Obama’s forgotten coup, briefly remembered

9/6/2010

On June 8, 2010, American Secretary of State Hillary Clinton announced it was time to readmit Honduras to the Organization of American States, and perhaps—if only briefly— reminded the world of the events that took place last summer.

Like the plot of a John Le Carré novel read years ago, the memory of why President Rosales was awoken and flown to Costa Rica on the morning of June 28, 2009 has now been long forgotten by most, cast to the backwaters of obscure, rarely-read history as an unfortunate event that nonetheless led to a free and fair election. Some aren’t so quick to forget.

Honduras has a history of being a geopolitical launching pad for the United States, with successive collaborative governments facilitating American intervention in the region— be it harboring Contras in the Nicaraguan civil war or training ARENA death squads in El Salvador. But as familiar as that sounds to many, even those events took place in 1980s; that was Ronald Reagan fighting the Evil Empire in a proxy war—not a mustachioed cowboy who, though drinking increasingly bigger glasses of the populist Bolivarian Kool-Aid, was still just the President of one of the of the poorest countries in the Western Hemisphere. Besides, this was the government of Barack Obama; things had changed.

When the Secretary General of the Organization of American States, José Miguel Insulza, invoked Article 21 of the Inter-American Democratic Charter and suspended Honduras from participating in the hemispheric body, economic sanctions followed suit: Venezuela ended their supply of cheap oil through Petrocaribe and the United States cut off all non-humanitarian aid.

Venezuela and the Americans were agreeing.

It seemed like a final death knoll was being rung for containment and the Monroe Doctrine. An abrupt turn was being made towards dialogue and multilateral relations.

It certainly wove a nice narrative, and the cooperation was intoxicating. But even the occasional American newspaper recognized that that version might be a little naïve.

In the USA today last August 16th, President Zelaya was quoted: “The Obama administration has been firm in condemning the coup and demanding my restitution. I do not see reasons to believe that the Obama administration has two faces. Now, there are some elements of the CIA that could have been involved. When they took me by plane to Costa Rica, it was a short flight but the plane made a stop at the Palmerola air base to refuel…Palmerola is a base administered by Honduran and U.S. troops. If it was a short flight, some 40 minutes, why did they have to refuel at Palmerola base?”

Zelaya’s plane refueling at the very same airbase the Americans used to intervene in the previously mentioned conflicts in Nicaragua and El Salvador, though circumstantial, was nonetheless suspicious. But as Zelaya was willing to give a fairly new Obama administration the benefit of the doubt, the suspicion remained quiet. It was dismissed as something conjured up in the vivid imagination of the conspiracy theorist.

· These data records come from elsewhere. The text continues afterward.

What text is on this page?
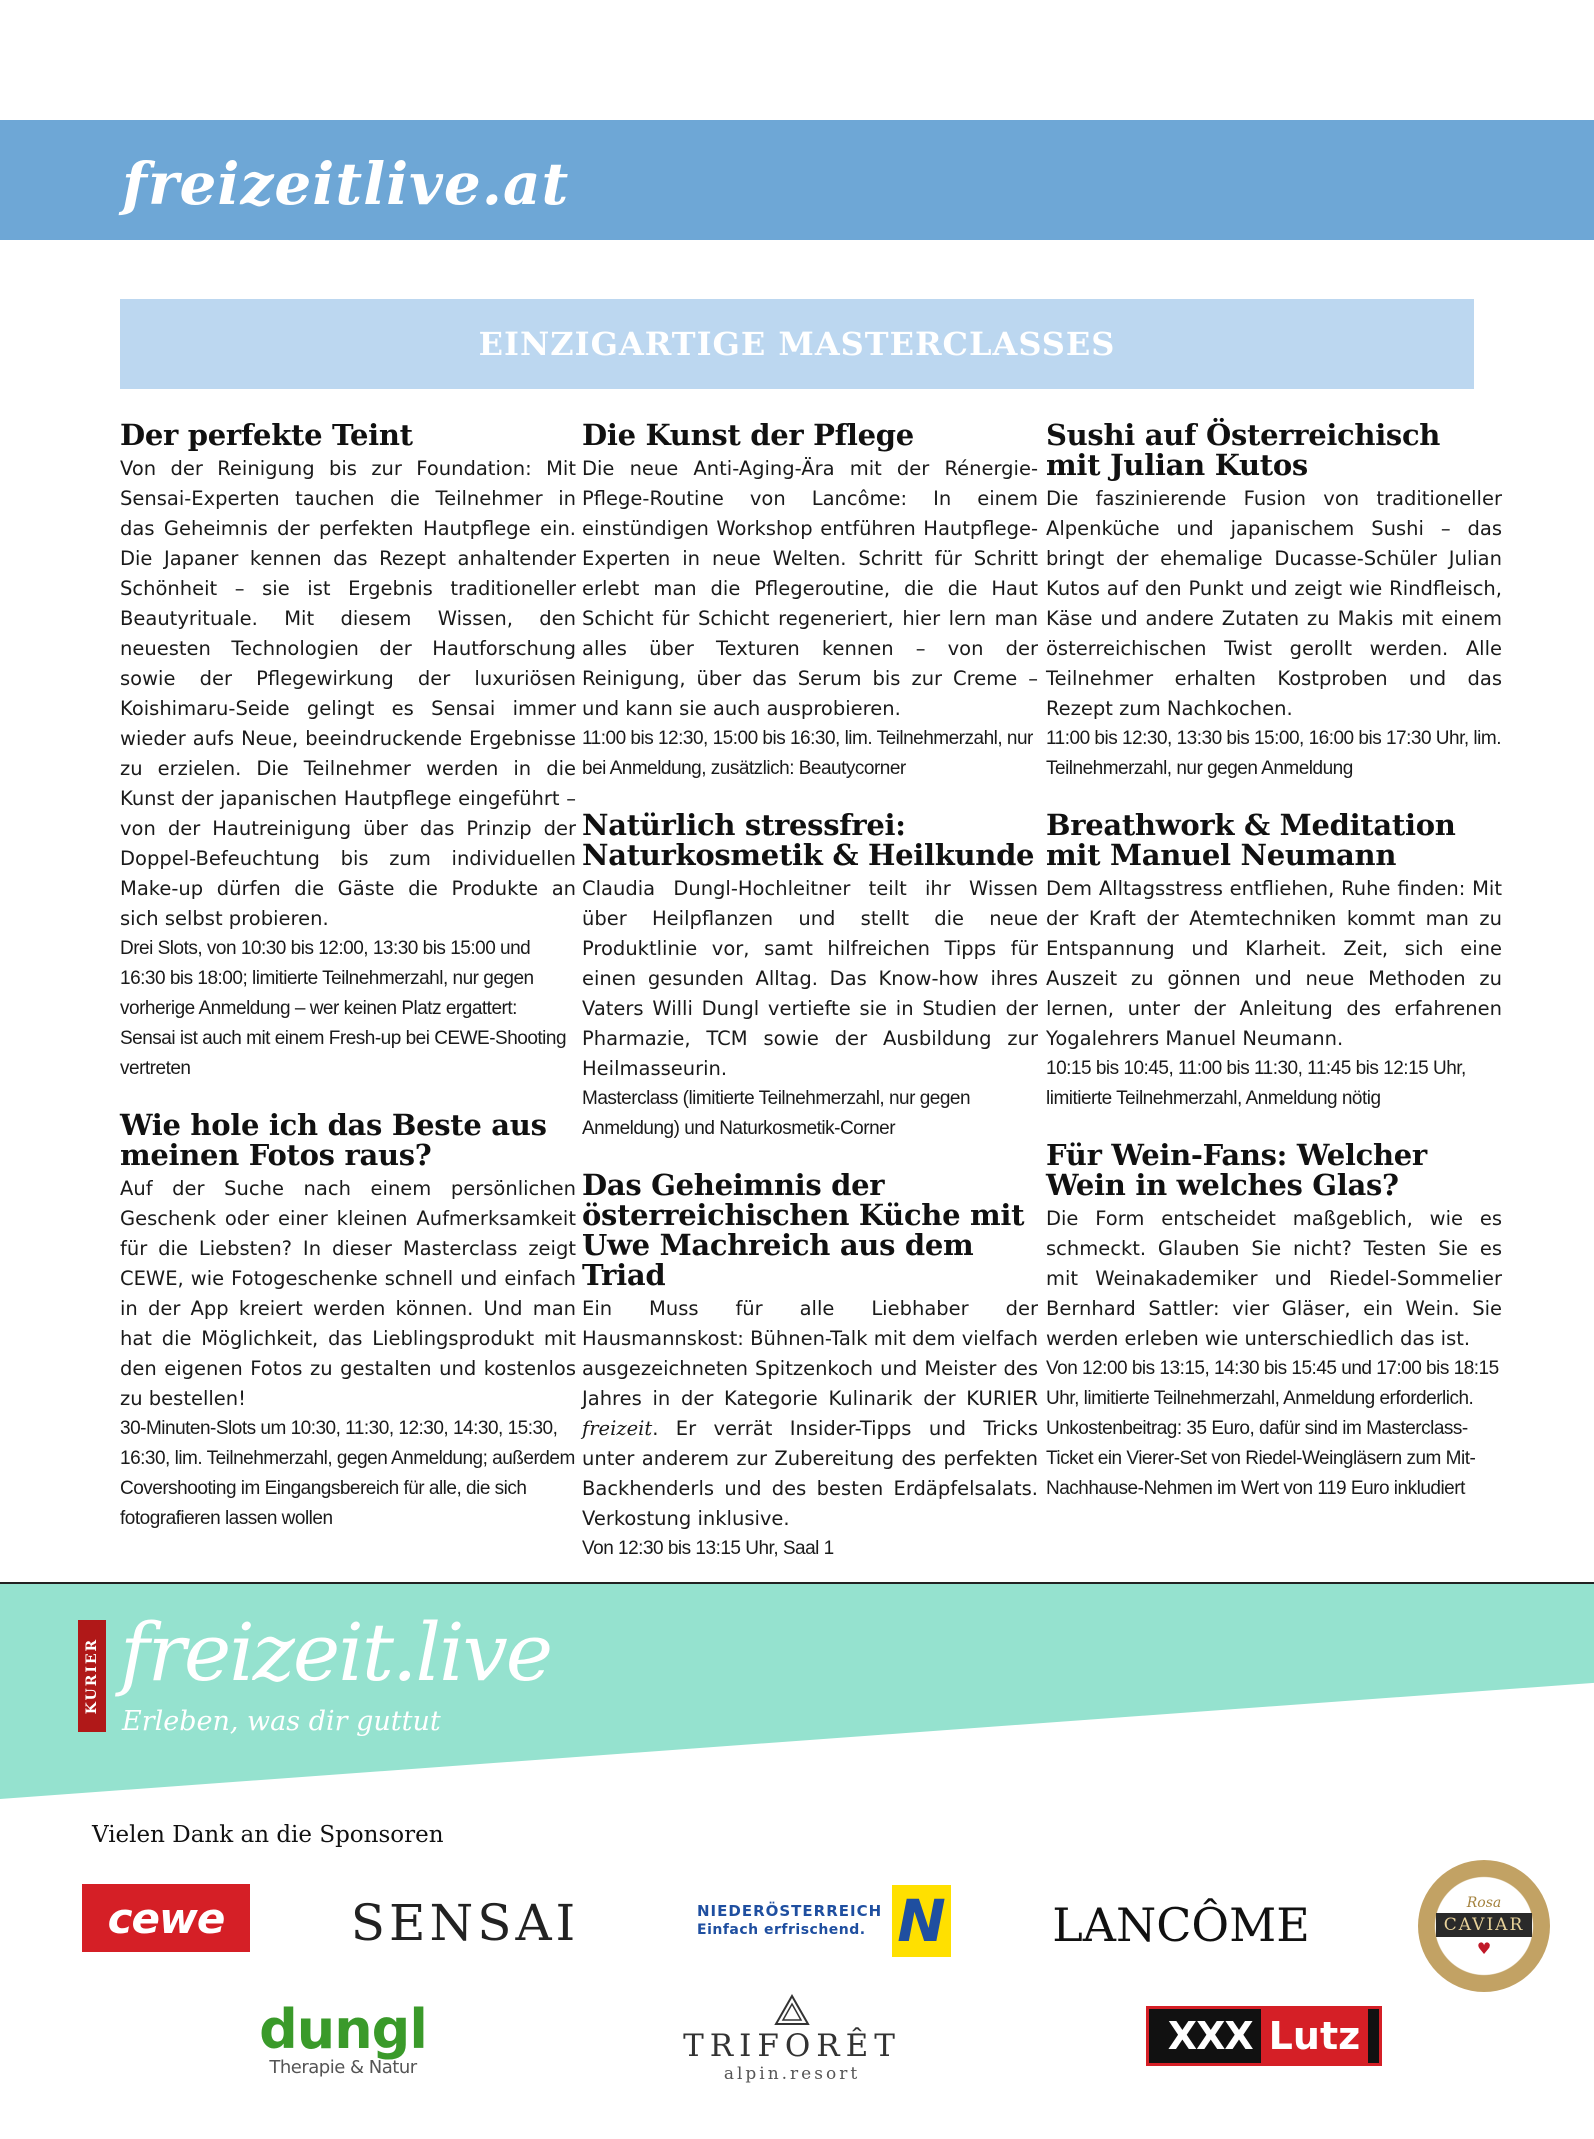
freizeitlive.at
EINZIGARTIGE MASTERCLASSES
Der perfekte Teint

Von der Reinigung bis zur Foundation: Mit Sensai-Experten tauchen die Teilnehmer in das Geheimnis der perfekten Hautpflege ein. Die Japaner kennen das Rezept anhaltender Schönheit – sie ist Ergebnis traditioneller Beautyrituale. Mit diesem Wissen, den neuesten Technologien der Hautforschung sowie der Pflegewirkung der luxuriösen Koishimaru-Seide gelingt es Sensai immer wieder aufs Neue, beeindruckende Ergebnisse zu erzielen. Die Teilnehmer werden in die Kunst der japanischen Hautpflege eingeführt – von der Hautreinigung über das Prinzip der Doppel-Befeuchtung bis zum individuellen Make-up dürfen die Gäste die Produkte an sich selbst probieren.

Drei Slots, von 10:30 bis 12:00, 13:30 bis 15:00 und 16:30 bis 18:00; limitierte Teilnehmerzahl, nur gegen vorherige Anmeldung – wer keinen Platz ergattert: Sensai ist auch mit einem Fresh-up bei CEWE-Shooting vertreten

Wie hole ich das Beste aus meinen Fotos raus?

Auf der Suche nach einem persönlichen Geschenk oder einer kleinen Aufmerksamkeit für die Liebsten? In dieser Masterclass zeigt CEWE, wie Fotogeschenke schnell und einfach in der App kreiert werden können. Und man hat die Möglichkeit, das Lieblingsprodukt mit den eigenen Fotos zu gestalten und kostenlos zu bestellen!

30-Minuten-Slots um 10:30, 11:30, 12:30, 14:30, 15:30, 16:30, lim. Teilnehmerzahl, gegen Anmeldung; außerdem Covershooting im Eingangsbereich für alle, die sich fotografieren lassen wollen

Die Kunst der Pflege

Die neue Anti-Aging-Ära mit der Rénergie-Pflege-Routine von Lancôme: In einem einstündigen Workshop entführen Hautpflege-Experten in neue Welten. Schritt für Schritt erlebt man die Pflegeroutine, die die Haut Schicht für Schicht regeneriert, hier lern man alles über Texturen kennen – von der Reinigung, über das Serum bis zur Creme – und kann sie auch ausprobieren.

11:00 bis 12:30, 15:00 bis 16:30, lim. Teilnehmerzahl, nur bei Anmeldung, zusätzlich: Beautycorner

Natürlich stressfrei: Naturkosmetik & Heilkunde

Claudia Dungl-Hochleitner teilt ihr Wissen über Heilpflanzen und stellt die neue Produktlinie vor, samt hilfreichen Tipps für einen gesunden Alltag. Das Know-how ihres Vaters Willi Dungl vertiefte sie in Studien der Pharmazie, TCM sowie der Ausbildung zur Heilmasseurin.

Masterclass (limitierte Teilnehmerzahl, nur gegen Anmeldung) und Naturkosmetik-Corner

Das Geheimnis der österreichischen Küche mit Uwe Machreich aus dem Triad

Ein Muss für alle Liebhaber der Hausmannskost: Bühnen-Talk mit dem vielfach ausgezeichneten Spitzenkoch und Meister des Jahres in der Kategorie Kulinarik der KURIER freizeit. Er verrät Insider-Tipps und Tricks unter anderem zur Zubereitung des perfekten Backhenderls und des besten Erdäpfelsalats. Verkostung inklusive.

Von 12:30 bis 13:15 Uhr, Saal 1

Sushi auf Österreichisch mit Julian Kutos

Die faszinierende Fusion von traditioneller Alpenküche und japanischem Sushi – das bringt der ehemalige Ducasse-Schüler Julian Kutos auf den Punkt und zeigt wie Rindfleisch, Käse und andere Zutaten zu Makis mit einem österreichischen Twist gerollt werden. Alle Teilnehmer erhalten Kostproben und das Rezept zum Nachkochen.

11:00 bis 12:30, 13:30 bis 15:00, 16:00 bis 17:30 Uhr, lim. Teilnehmerzahl, nur gegen Anmeldung

Breathwork & Meditation mit Manuel Neumann

Dem Alltagsstress entfliehen, Ruhe finden: Mit der Kraft der Atemtechniken kommt man zu Entspannung und Klarheit. Zeit, sich eine Auszeit zu gönnen und neue Methoden zu lernen, unter der Anleitung des erfahrenen Yogalehrers Manuel Neumann.

10:15 bis 10:45, 11:00 bis 11:30, 11:45 bis 12:15 Uhr, limitierte Teilnehmerzahl, Anmeldung nötig

Für Wein-Fans: Welcher Wein in welches Glas?

Die Form entscheidet maßgeblich, wie es schmeckt. Glauben Sie nicht? Testen Sie es mit Weinakademiker und Riedel-Sommelier Bernhard Sattler: vier Gläser, ein Wein. Sie werden erleben wie unterschiedlich das ist.

Von 12:00 bis 13:15, 14:30 bis 15:45 und 17:00 bis 18:15 Uhr, limitierte Teilnehmerzahl, Anmeldung erforderlich. Unkostenbeitrag: 35 Euro, dafür sind im Masterclass-Ticket ein Vierer-Set von Riedel-Weingläsern zum Mit-Nachhause-Nehmen im Wert von 119 Euro inkludiert

KURIER freizeit.live
Erleben, was dir guttut
Vielen Dank an die Sponsoren
cewe	SENSAI	NIEDERÖSTERREICH
Einfach erfrischend. N LANCÔME	Rosa
CAVIAR
♥
dungl
Therapie & Natur
TRIFORÊT
alpin.resort
XXX Lutz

Time passed; Zelaya remained in Brazil’s Tegucigalpa embassy for four months; an election generally considered to be fair was carried out and Porfirio Lobo became the new President.

The United States resumed aid and Zelaya was offered asylum in the Dominican Republic.

And that was that.

Of course there have been a few hiccoughs…

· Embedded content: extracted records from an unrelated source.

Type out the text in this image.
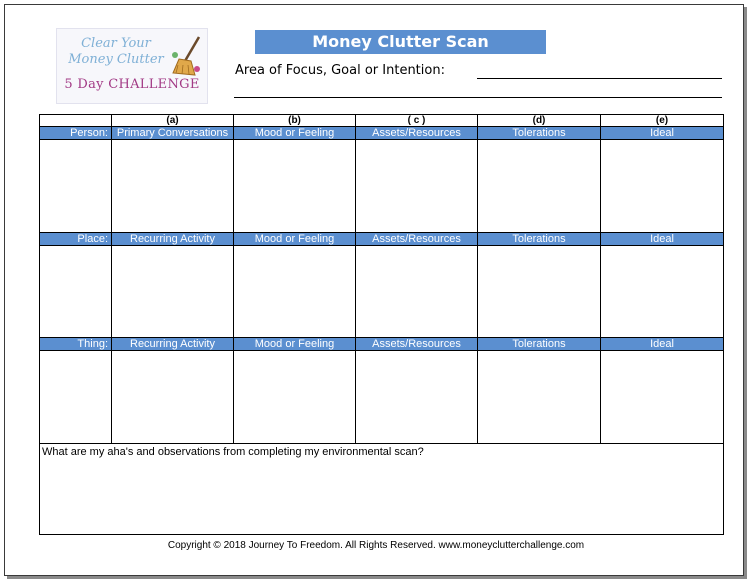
Clear Your
Money Clutter
5 Day CHALLENGE
Money Clutter Scan
Area of Focus, Goal or Intention:
	(a)	(b)	( c )	(d)	(e)
Person:	Primary Conversations	Mood or Feeling	Assets/Resources	Tolerations	Ideal

Place:	Recurring Activity	Mood or Feeling	Assets/Resources	Tolerations	Ideal

Thing:	Recurring Activity	Mood or Feeling	Assets/Resources	Tolerations	Ideal

What are my aha's and observations from completing my environmental scan?					
Copyright © 2018 Journey To Freedom. All Rights Reserved. www.moneyclutterchallenge.com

Most countries in the 12-member South American Union of Nations (UNASUR) have still not recognized Lobo's government, and many threatened to boycott last month’s EU-Latin America summit if Lobo came.

A reluctant Lobo didn’t attend—opting against being a regional party pooper.

But all things considered, it’s gone pretty smoothly. With Hillary Clinton announcing “it’s time for the hemisphere as a whole to move forward and welcome Honduras back into the inter-American community”, and Brazil’s position softening, the neglected intrigue seems to be heading towards a quiet denouement.

Oliver North won’t be testifying at a hearing this time around. And eventually all but the most recalcitrant will stop resisting. Someone somewhere will put their copy of “The Last Tailor of Panama” back on the bookshelf, and in Honduras life will go on—maybe better, maybe worse, but definitely different.